Halloween season is a time when Hollywood likes to showcase its horror films. This annual ritual prompts another: a debate over whether violent scenes inspire real-life violence. The debate is usually between those who consider such films dangerous – and indeed, survey studies by psychologists suggest copycat violence is possible – and those who hold they're “harmless.”
But what if, when it comes to preventing real-life violence, horror films are actually helpful?
That's what economists Gordon Dahl and Stephano Della Vigna found when they analyzed the impact of different blockbuster movies released in the U.S. over a decade. According to their analysis, for every million people who view a violent film on a given day, violent crime decreases across the nation by 1.2 percent.

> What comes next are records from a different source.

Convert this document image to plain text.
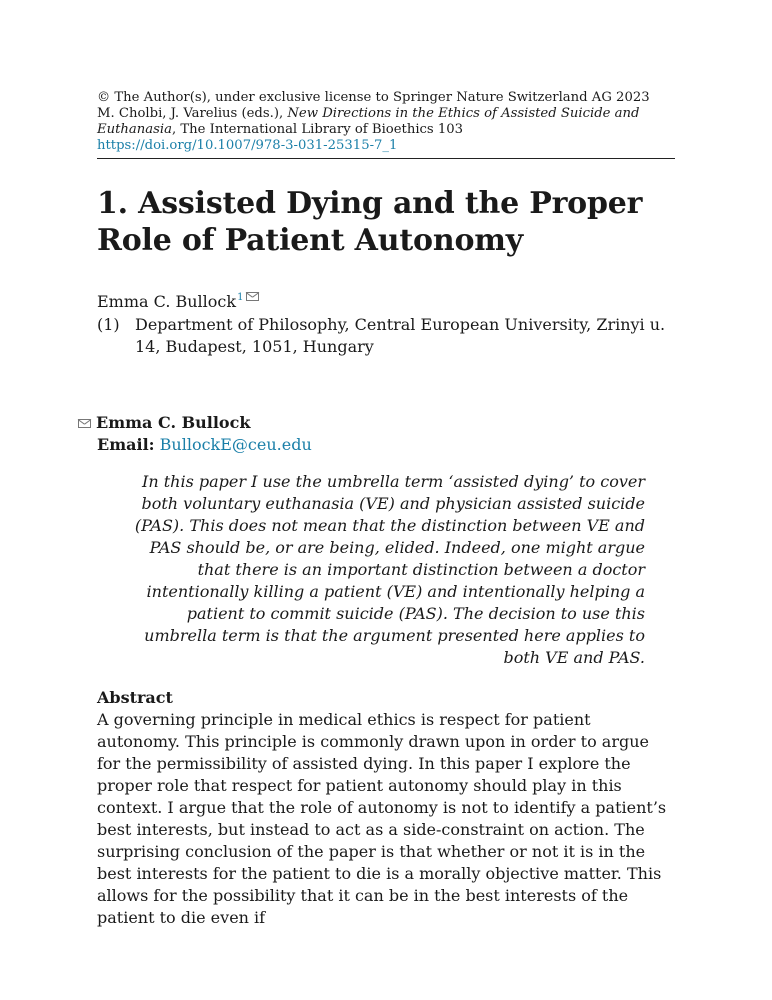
© The Author(s), under exclusive license to Springer Nature Switzerland AG 2023
M. Cholbi, J. Varelius (eds.), New Directions in the Ethics of Assisted Suicide and Euthanasia, The International Library of Bioethics 103
https://doi.org/10.1007/978-3-031-25315-7_1
1. Assisted Dying and the Proper Role of Patient Autonomy
Emma C. Bullock$^1$
(1) Department of Philosophy, Central European University, Zrinyi u. 14, Budapest, 1051, Hungary
Emma C. Bullock
Email: BullockE@ceu.edu

In this paper I use the umbrella term ‘assisted dying’ to cover both voluntary euthanasia (VE) and physician assisted suicide (PAS). This does not mean that the distinction between VE and PAS should be, or are being, elided. Indeed, one might argue that there is an important distinction between a doctor intentionally killing a patient (VE) and intentionally helping a patient to commit suicide (PAS). The decision to use this umbrella term is that the argument presented here applies to both VE and PAS.

Abstract

A governing principle in medical ethics is respect for patient autonomy. This principle is commonly drawn upon in order to argue for the permissibility of assisted dying. In this paper I explore the proper role that respect for patient autonomy should play in this context. I argue that the role of autonomy is not to identify a patient’s best interests, but instead to act as a side-constraint on action. The surprising conclusion of the paper is that whether or not it is in the best interests for the patient to die is a morally objective matter. This allows for the possibility that it can be in the best interests of the patient to die even if
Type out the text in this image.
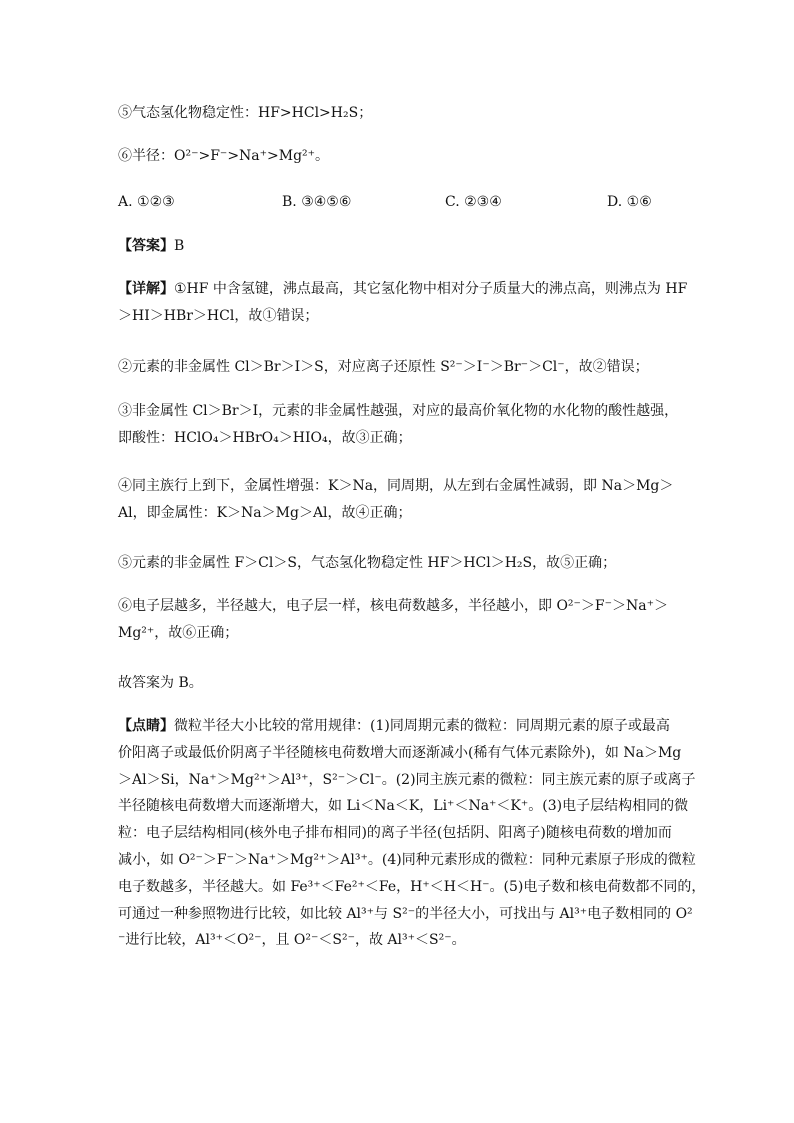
⑤气态氢化物稳定性：HF>HCl>H₂S；
⑥半径：O²⁻>F⁻>Na⁺>Mg²⁺。
A. ①②③	B. ③④⑤⑥	C. ②③④	D. ①⑥
【答案】B
【详解】①HF 中含氢键，沸点最高，其它氢化物中相对分子质量大的沸点高，则沸点为 HF
＞HI＞HBr＞HCl，故①错误；
②元素的非金属性 Cl＞Br＞I＞S，对应离子还原性 S²⁻＞I⁻＞Br⁻＞Cl⁻，故②错误；
③非金属性 Cl＞Br＞I，元素的非金属性越强，对应的最高价氧化物的水化物的酸性越强，
即酸性：HClO₄＞HBrO₄＞HIO₄，故③正确；
④同主族行上到下，金属性增强：K＞Na，同周期，从左到右金属性减弱，即 Na＞Mg＞
Al，即金属性：K＞Na＞Mg＞Al，故④正确；
⑤元素的非金属性 F＞Cl＞S，气态氢化物稳定性 HF＞HCl＞H₂S，故⑤正确；
⑥电子层越多，半径越大，电子层一样，核电荷数越多，半径越小，即 O²⁻＞F⁻＞Na⁺＞
Mg²⁺，故⑥正确；
故答案为 B。
【点睛】微粒半径大小比较的常用规律：(1)同周期元素的微粒：同周期元素的原子或最高
价阳离子或最低价阴离子半径随核电荷数增大而逐渐减小(稀有气体元素除外)，如 Na＞Mg
＞Al＞Si，Na⁺＞Mg²⁺＞Al³⁺，S²⁻＞Cl⁻。(2)同主族元素的微粒：同主族元素的原子或离子
半径随核电荷数增大而逐渐增大，如 Li＜Na＜K，Li⁺＜Na⁺＜K⁺。(3)电子层结构相同的微
粒：电子层结构相同(核外电子排布相同)的离子半径(包括阴、阳离子)随核电荷数的增加而
减小，如 O²⁻＞F⁻＞Na⁺＞Mg²⁺＞Al³⁺。(4)同种元素形成的微粒：同种元素原子形成的微粒
电子数越多，半径越大。如 Fe³⁺＜Fe²⁺＜Fe，H⁺＜H＜H⁻。(5)电子数和核电荷数都不同的，
可通过一种参照物进行比较，如比较 Al³⁺与 S²⁻的半径大小，可找出与 Al³⁺电子数相同的 O²
⁻进行比较，Al³⁺＜O²⁻，且 O²⁻＜S²⁻，故 Al³⁺＜S²⁻。
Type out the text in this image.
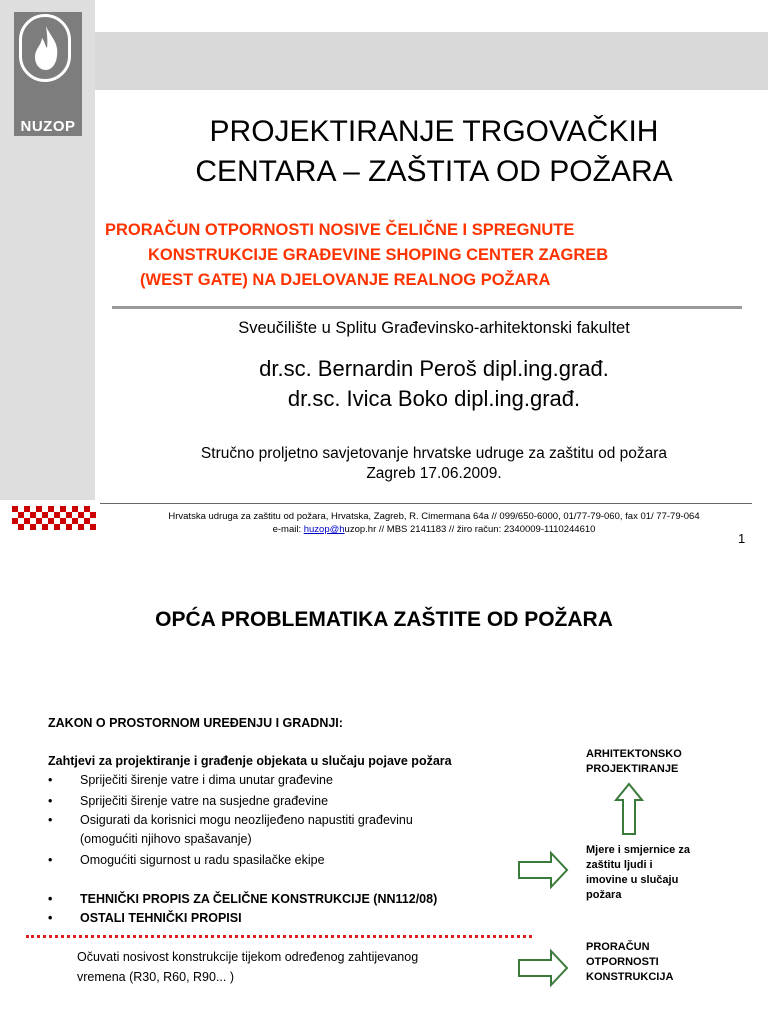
NUZOP	PROJEKTIRANJE TRGOVAČKIH
CENTARA – ZAŠTITA OD POŽARA
PRORAČUN OTPORNOSTI NOSIVE ČELIČNE I SPREGNUTE
KONSTRUKCIJE GRAĐEVINE SHOPING CENTER ZAGREB
(WEST GATE) NA DJELOVANJE REALNOG POŽARA
Sveučilište u Splitu Građevinsko-arhitektonski fakultet
dr.sc. Bernardin Peroš dipl.ing.građ.
dr.sc. Ivica Boko dipl.ing.građ.
Stručno proljetno savjetovanje hrvatske udruge za zaštitu od požara
Zagreb 17.06.2009.
Hrvatska udruga za zaštitu od požara, Hrvatska, Zagreb, R. Cimermana 64a // 099/650-6000, 01/77-79-060, fax 01/ 77-79-064
e-mail: huzop@huzop.hr // MBS 2141183 // žiro račun: 2340009-1110244610
1
OPĆA PROBLEMATIKA ZAŠTITE OD POŽARA
ZAKON O PROSTORNOM UREĐENJU I GRADNJI:
Zahtjevi za projektiranje i građenje objekata u slučaju pojave požara
• Spriječiti širenje vatre i dima unutar građevine
• Spriječiti širenje vatre na susjedne građevine
• Osigurati da korisnici mogu neozlijeđeno napustiti građevinu
(omogućiti njihovo spašavanje)
• Omogućiti sigurnost u radu spasilačke ekipe
• TEHNIČKI PROPIS ZA ČELIČNE KONSTRUKCIJE (NN112/08)
• OSTALI TEHNIČKI PROPISI
Očuvati nosivost konstrukcije tijekom određenog zahtijevanog
vremena (R30, R60, R90... )
ARHITEKTONSKO
PROJEKTIRANJE
Mjere i smjernice za
zaštitu ljudi i
imovine u slučaju
požara
PRORAČUN
OTPORNOSTI
KONSTRUKCIJA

Put in other terms, the researchers estimate that, on a weekend when an average number of viewers go see violent movies, the films deter nearly 1,000 assaults.
How is this possible?
According to Dahl and Della Vigna, people who might otherwise commit crimes are drawn into movie theaters when a violent film is released and so aren't available to commit assaults. In addition, the economists found violent film attendance led to particularly large decreases in assaults involving alcohol and drugs and had a larger deterrent effect for potential offenders just above the legal drinking age. This suggests that violent films prevent crime in part by reducing potential criminals' alcohol consumption. Importantly, though studying the long-term effects of violent films on crime wasn't possible in this context, the researchers found “no evidence of medium-run effects up to three weeks after initial exposure” to violent films.
These findings suggest that creating attractive diversions for prospective criminals (like opportunities to watch violent films in theaters) can reduce violence.
A recent small study conducted in Cape Town, South Africa, by the nonprofit behavioral science consultancy ideas42 relied on this very same insight to tremendous effect. In the study, 156 low-income, at-risk youth in Cape Town were randomly assigned to either a control group that went about their lives as usual or an intervention group that interacted with a computer program designed to help them find and plan fun, safe weekend activities. The program presented users with a series of different suggested weekend pastimes – like starting a pickup soccer game – until a suggestion was accepted. Then it helped a user plan where, when and with whom they would enjoy the suggested activity.
Survey data showed that youths randomly assigned to the intervention group were half as likely to participate in unsafe activities over the following weekend and half as likely to experience violence relative to the control group.
A more general lesson from these studies is that an understanding of the psychology of violence – for instance, that it often results from unoccupied time on Friday and Saturday nights – can suggest useful tactics for reducing it. This can add to the arsenal of traditional approaches used for fighting crime like better or more policing and stiffer penalties.
Together, these findings from behavioral science are cause for celebration. They suggest new, highly effective ways to reduce crime and improve the lives of potential victims and criminals alike.